This Satan sparkles in brilliant show
Paradise Lost
(out of 4) By Erin Shields. Adapted from the original by John Milton. Directed by Jackie Maxwell. Until Oct. 21 at the Studio Theatre, 34 George St. E., stratfordfestival.ca or 1-800-567-1600
Let’s have a moment of appreciation for Lucy Peacock. The actor, in her 31st season at the Stratford Festival, is having an incredible moment.
Not only does she elicit rounds of applause after her breathless tirades as Volumnia in Robert Lepage’s Coriolanus and receive a deity’s entrance as Juno in Antoni Cimolino’s The
Tempest, she manages to spew out the world’s greatest evils and still remain a narrator an audience will follow into the depths of hell as Satan in Erin Shields’ brilliant adaptation of John Milton’s Paradise Lost.
Peacock is just one of many reasons to see the world premiere of Shields’ work — her latest classical adaptation, after The Epic of Gilgamesh, The Lady from the Sea and the Governor General’s Award-winning If We Were Birds — at the Stratford Festival, directed by Jackie Maxwell. Peacock is a sly, cunning Satan, charming and sexy; cool and proud; defiant of God (Juan Chioran) who banished Satan and her followers to hell; incensed by the arrival of God’s son and the required obedience to him, but still yearning for God’s acceptance and to return to her place in the clouds. And, above all else, she’s angry — as many women are, deep down — and ready to tap into her darkest impulses if no other course is available.
Another reason to see the show is Erin Shields’ irreverent, extremely funny and stingingly contemporary script.
Satan is immediately accessible from her opening lines: “I stared back up through the endless tunnel down which we’d been hurled, cursing the Almighty for sentencing us to Hell. I mean … wouldn’t you?”
Many plays, in theory, try to implicate the audience in their plots, usually asking us to identify with their moral ambiguity. But Paradise Lost is the most effective production at the festival, not only through Shield’s script but Maxwell’s direction. The house lights are up, Peacock is magnetizing and Shields gives her words that are at once timeless and etched into this very time and place. Social media, Trump, climate change, these are our trigger words to listen up. She might be Satan, but at least she gets it, right? Let’s hear her out.
Ultimately, that’s the biggest twist of the knife. As the story unfolds, the audience learns how this charmer is the reason we’re not all living in perfect bliss in the Garden of Eden. In a terrifying tirade, Peacock rails against God, finally accepting her lot as the villain to his hero, unspooling a list of the darkest evil you can think of. At the same time, Satan proves the use of such a villain—try to resist the sweet relief of having someone to blame for murder and genocide and child sexual abuse and patriarchy in general, instead of grappling with the complexity that it comes from within humankind.
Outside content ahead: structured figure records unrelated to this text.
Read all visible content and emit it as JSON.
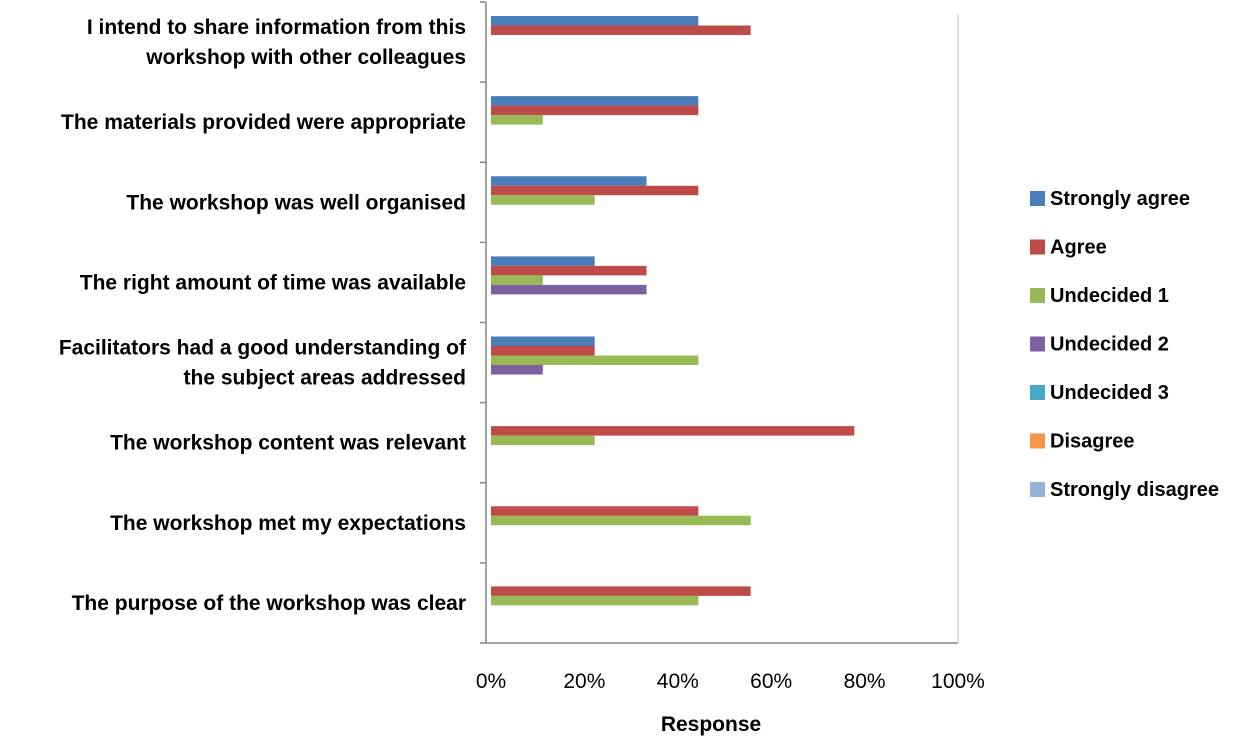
{
  "chart_data": {
    "type": "bar",
    "orientation": "horizontal",
    "title": "",
    "xlabel": "Response",
    "ylabel": "",
    "xlim": [
      0,
      100
    ],
    "x_ticks": [
      "0%",
      "20%",
      "40%",
      "60%",
      "80%",
      "100%"
    ],
    "grid": false,
    "legend_position": "right",
    "categories": [
      [
        "I intend to share information from this",
        "workshop with other colleagues"
      ],
      [
        "The materials provided were appropriate"
      ],
      [
        "The workshop was well organised"
      ],
      [
        "The right amount of time was available"
      ],
      [
        "Facilitators had a good understanding of",
        "the subject areas addressed"
      ],
      [
        "The workshop content was relevant"
      ],
      [
        "The workshop met my expectations"
      ],
      [
        "The purpose of the workshop was clear"
      ]
    ],
    "series": [
      {
        "name": "Strongly agree",
        "color": "#4a7ebb",
        "values": [
          44.4,
          44.4,
          33.3,
          22.2,
          22.2,
          0,
          0,
          0
        ]
      },
      {
        "name": "Agree",
        "color": "#be4b48",
        "values": [
          55.6,
          44.4,
          44.4,
          33.3,
          22.2,
          77.8,
          44.4,
          55.6
        ]
      },
      {
        "name": "Undecided 1",
        "color": "#98b954",
        "values": [
          0,
          11.1,
          22.2,
          11.1,
          44.4,
          22.2,
          55.6,
          44.4
        ]
      },
      {
        "name": "Undecided 2",
        "color": "#7d60a0",
        "values": [
          0,
          0,
          0,
          33.3,
          11.1,
          0,
          0,
          0
        ]
      },
      {
        "name": "Undecided 3",
        "color": "#46aac5",
        "values": [
          0,
          0,
          0,
          0,
          0,
          0,
          0,
          0
        ]
      },
      {
        "name": "Disagree",
        "color": "#f79646",
        "values": [
          0,
          0,
          0,
          0,
          0,
          0,
          0,
          0
        ]
      },
      {
        "name": "Strongly disagree",
        "color": "#95b3d7",
        "values": [
          0,
          0,
          0,
          0,
          0,
          0,
          0,
          0
        ]
      }
    ]
  }
}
These questions sneak up on you, because most of this twoact play flies by, filtered through Shields’ creativity and sense of humour, performed by a cast of 12 and handled masterfully by Maxwell.
Alongside Chioran’s God, world weary with knowledge, Gordon S. Miller is pure love with a backbone as God the Son and Sarah Dodd is a pleasure as Sin, a spurned former lover of Satan’s sacked with Death (Devin MacKinnon), an aimless son guarding the gates of hell. Shields finds particular inspiration in her version of Eve and Adam, played by Amelia Sargisson and Qasim Khan: two innocent beings that devolve from an equal partnership to a contemporary critique of heterosexual relationships as a result of the forbidden fruit.
Again, here, Shields has a particularly cutting knack for articulating the idiosyncrasies of our world and letting us laugh knowingly at them at the same time; the way Adam and Eve argue is clear therapy speak, processing their emotions out loud in real time, but their disparate punishments as they’re banned from the Garden are an attempt to explain a much bigger, graver gender dynamic. With such an ambitious, sprawling play — it takes place everywhere and at every time, includes a play within a play, a musical number by the Chorus of the Chosen and the most luxurious Garden imaginable — Judith Bowden’s set design underwhelms, with a tower of button-up shirts in a white to black gradient as the main piece.
Stratford’s new works are risky for the festival so they get the smallest venue and often the smallest budgets. But when they work they’re the hottest ticket; Paradise Lost has already been extended and the run is almost sold out.